In 2016, a memorial was unveiled in the garden between the Parliament, the National Academy of Arts and Sofia University. According to its authors Momchil Tsvetkov and Georgi Tsvetkov, the composition symbolizes an embrace of a male and female figure with a common beginning. Their bodies outline a heart which houses the Star of David. In 2018, a replica of the memorial was installed in Tel Aviv's beautiful waterfront area. The Bulgarian-English bilingual inscription near the memorial reads, "We recall this outstanding rescue and remember more than 11,000 Jews from both Northern Greece and parts of ex-Yugoslavia, under Bulgarian administration, who were deported and murdered in the Treblinka death camp."


At the entrance to the garden in front of St. George's Church, on the occasion of the 70th anniversary of the rescue of the Bulgarian Jews, a monument to the former Deputy Speaker of Parliament and Minister of Justice Dimitar Peshev was placed - a replica of the bust of the Peshev erected in 2000 in the Council of Europe building in Strasbourg by the sculptor Ivan Minekov.

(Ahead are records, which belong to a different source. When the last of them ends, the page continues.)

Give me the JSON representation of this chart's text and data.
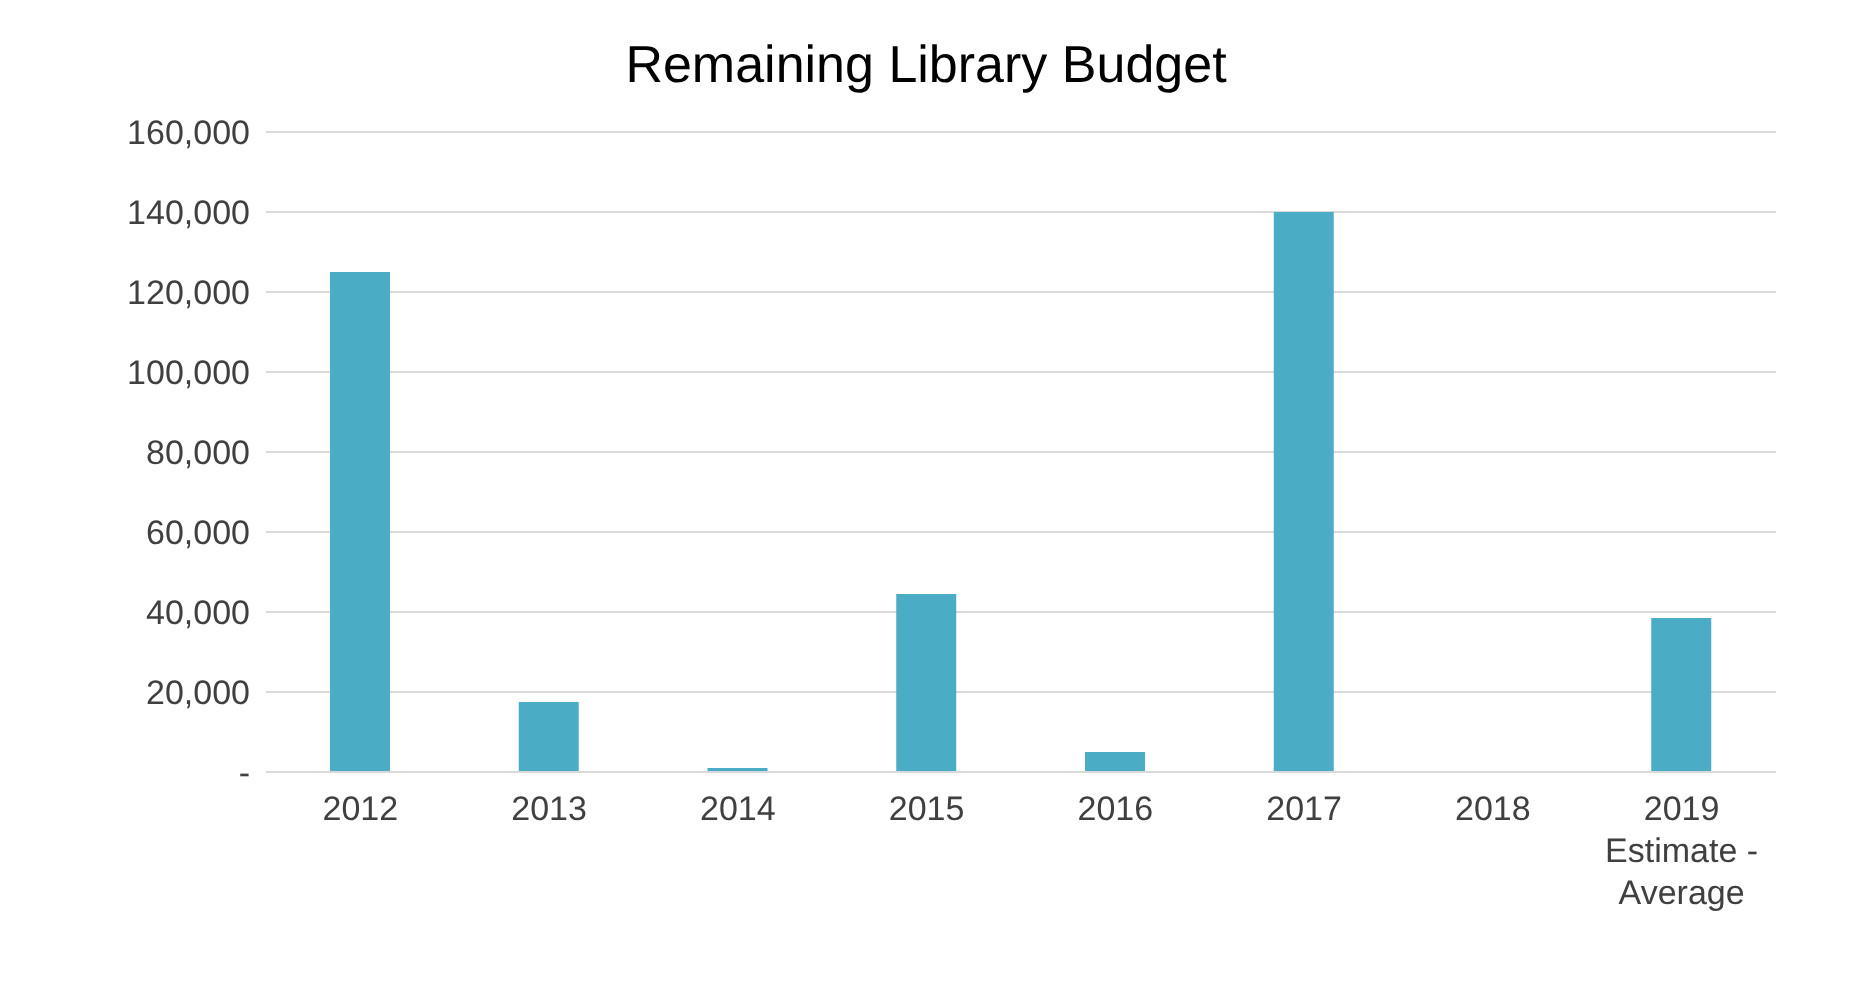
{
  "chart_data": {
    "type": "bar",
    "title": "Remaining Library Budget",
    "categories": [
      "2012",
      "2013",
      "2014",
      "2015",
      "2016",
      "2017",
      "2018",
      "2019\nEstimate -\nAverage"
    ],
    "values": [
      125000,
      17500,
      1000,
      44500,
      5000,
      140000,
      0,
      38500
    ],
    "color": "#4bacc6",
    "ylim": [
      0,
      160000
    ],
    "yticks": [
      {
        "value": 0,
        "label": "-"
      },
      {
        "value": 20000,
        "label": "20,000"
      },
      {
        "value": 40000,
        "label": "40,000"
      },
      {
        "value": 60000,
        "label": "60,000"
      },
      {
        "value": 80000,
        "label": "80,000"
      },
      {
        "value": 100000,
        "label": "100,000"
      },
      {
        "value": 120000,
        "label": "120,000"
      },
      {
        "value": 140000,
        "label": "140,000"
      },
      {
        "value": 160000,
        "label": "160,000"
      }
    ],
    "grid": "y"
  }
}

This garden was one of the few places visited by Peshev in Sofia after he was released from prison in 1946 to barely survive without the right to work and earn a living. He used to live not far away, on 47 Neofit Rilski Str, in his sister's home, below his own apartment, which was confiscated by the Communist authorities. In front of the so-called "Kyustendil appartments" in the capital, where the rescuer died in 1973, there is a memorial plaque. You will rarely see flowers placed here.

What the four sites have in common is that they bring us back to the memory of the rescue of the Bulgarian Jews, which was not just a one-time act. They remind us also of the fate of the rescuers, of all those events and people that could never be forgotten. After all, that is what monuments are for.